African dance troupe performs on Molokai.

Molokai Public Library’s usually quiet halls echoed with drum beats and song last Wednesday as Badenyaa African Diaspora Dance Theater took the make-shift stage. They incorporated drumming, dancing and chanting in a one-hour performance that had their audience captivated.

About 40 people – including many keiki – gathered for the performance by four members from the Oahu-based group. Between songs, choreographer and lead singer Emily Uribe also gave the crowd lessons in African history, mythology and geography.

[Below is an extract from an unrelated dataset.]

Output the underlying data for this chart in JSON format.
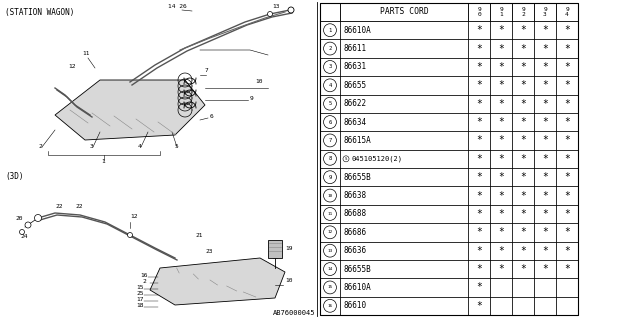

“African culture – and drumming in general – is about involving the community,” Uribe said, describing the “symbiotic relationship” drummers have with their audience. At one point, she had the whole crowd on its feet, clapping and stomping along.

The music Badenyaa played was traditional to central Africa and spread to Caribbean countries like Cuba and Haiti with the slave trade.

Though the music originated thousands of miles away, Uribe said its rhythm and storytelling have universal appeal.

“Music is innate in everybody,” she said. “We really just want to drive home that point.”

The event was part of the library’s Summer Reading Program. Earlier this month, the library featured a performance by the Hawaii Opera Theater and this week hosted Huliau, a contemporary Hawaiian dance company.

The series wraps up with the program “Be Kind to Animals” on Tuesday, June 29 at 10 a.m.